一句“没事”,一句“你去忙吧”,像一把最温柔的刀,狠狠刺穿了沈烬言的心脏。
他宁愿苏妄哭着质问他“你为什么瞒我”,宁愿苏妄闹着说“我害怕”,宁愿苏妄生气地骂他“骗子”。
也不想听到这两句——懂事、客气、疏离、绝望的话。
这说明,苏妄已经心死了一半。
已经委屈到,连质问和哭闹的力气都没有了。
“妄妄……”沈烬言伸手,想去握住他的手,这一次,他用了力气,不容他躲闪。
苏妄的手很凉,很凉,指尖冰凉,微微发颤。
沈烬言一把将他紧紧抱住,把人按在自己怀里,力道大得近乎失控,像是要把这几天所有的疏离、所有的误会、所有的沉默委屈,全都抱回来。
“对不起……”
“对不起,妄妄,对不起……”
他一遍又一遍地道歉,声音沙哑,带着哭腔,毫无平日里的强大冷静,只剩下极致的疼惜与悔恨,“是我没护住你,是我没本事,是我让你受委屈了……”
“你别这样,别不理我,别不说话,别躲着我……”
“你骂我,打我,怎么都好,别这样憋着,别这样委屈自己……”
苏妄靠在他怀里,闻着熟悉的松香味,感受着他滚烫的体温与慌乱的心跳。
眼泪,终于控制不住,无声地滑落,浸湿了沈烬言的衬衫。
可他依旧没有哭出声,没有说话,没有质问,没有抱怨。
只是安静地哭,安静地委屈,安静地,把所有的痛,都咽进肚子里。
他轻轻抬手,环住沈烬言的腰,很小很小声地,说了一句:
“沈烬言,我是不是……真的配不上你。

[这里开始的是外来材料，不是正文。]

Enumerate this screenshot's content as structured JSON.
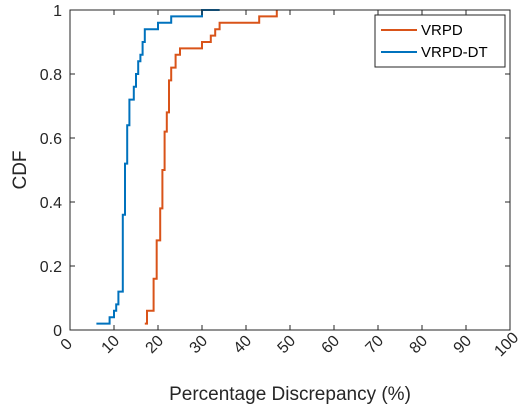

”
这句话,轻得像一声叹息。
却重得,让沈烬言瞬间崩溃。
“没有!”沈烬言抱紧他,声音撕心裂肺,带着无尽的疼,“你配!你最配!是我配不上你,是我高攀你,是我没能力给你安稳……”
“别这么说自己,求求你,别这么说……”
苏妄没有再说话,只是把脸埋在他怀里,无声地流泪。
委屈到了极点,便是沉默。
沉默到了极点,便是绝望。
他不是不相信沈烬言的爱。
他是不相信自己。
不相信自己这样的出身,这样的平凡,这样的敏感脆弱,值得沈烬言为他放弃一切,值得被这样拼尽全力地守护。
他更怕,自己这份“不配”,会在未来的某一天,彻底拖垮这个他最深爱的人。
画室里,温阮早已悄悄退了出去,给两人留下最后的空间。
沈烬言就那样抱着苏妄,在画架前蹲了很久很久,直到双腿发麻,失去知觉,也不肯松开。
他一遍又一遍地道歉,一遍又一遍地安抚,一遍又一遍地承诺。
把所有的事情,终于断断续续地说了出来。
说了沈家的打压,说了外面的流言,说了他爷爷的恶意,说了他拼命隐瞒、拼命硬扛的所有理由。
“我不是故意要瞒你,我只是怕你听到那些话,怕你难过,怕你自卑,怕你觉得自己不好……”
“我想给你一个干干净净、没有流言、没有伤害的世界……”
“是我错了,我用错了方式,我不该忽略你的感受,不该让你一个人承受这么多……”
苏妄听着,眼泪流得更凶。
原来,他背负了这么多。
原来,他爱得这么苦。
心疼吗?
心疼。
委屈吗?
委屈。
可心疼和委屈交织在一起,最后只剩下一片沉甸甸的无力。
“我知道。”苏妄闷在他怀里,声音沙哑,“我都知道。”
“可是沈烬言,我不怕流言,不怕伤害,不怕别人说我什么。”
“我只怕你一个人扛。”
“我只怕你什么都不告诉我。”
“我只怕,我只能看着你受苦,却什么都做不了。”
“我更怕,有一天,你会觉得,为我付出这么多,不值得。”
每一句,都轻,都软,都疼。
沈烬言听得心脏寸寸碎裂。
他一直以为,苏妄需要的是保护。
直到此刻他才彻底明白。
苏妄要的从来不是避风港,而是同舟共济。
从来不是被圈养的安稳,而是被需要、被信任、并肩同行的资格。
是他亲手,剥夺了这个资格。
是他亲手,把那个满心满眼都是他的小朋友,逼成了现在这个——沉默、委屈、懂事、绝望的样子。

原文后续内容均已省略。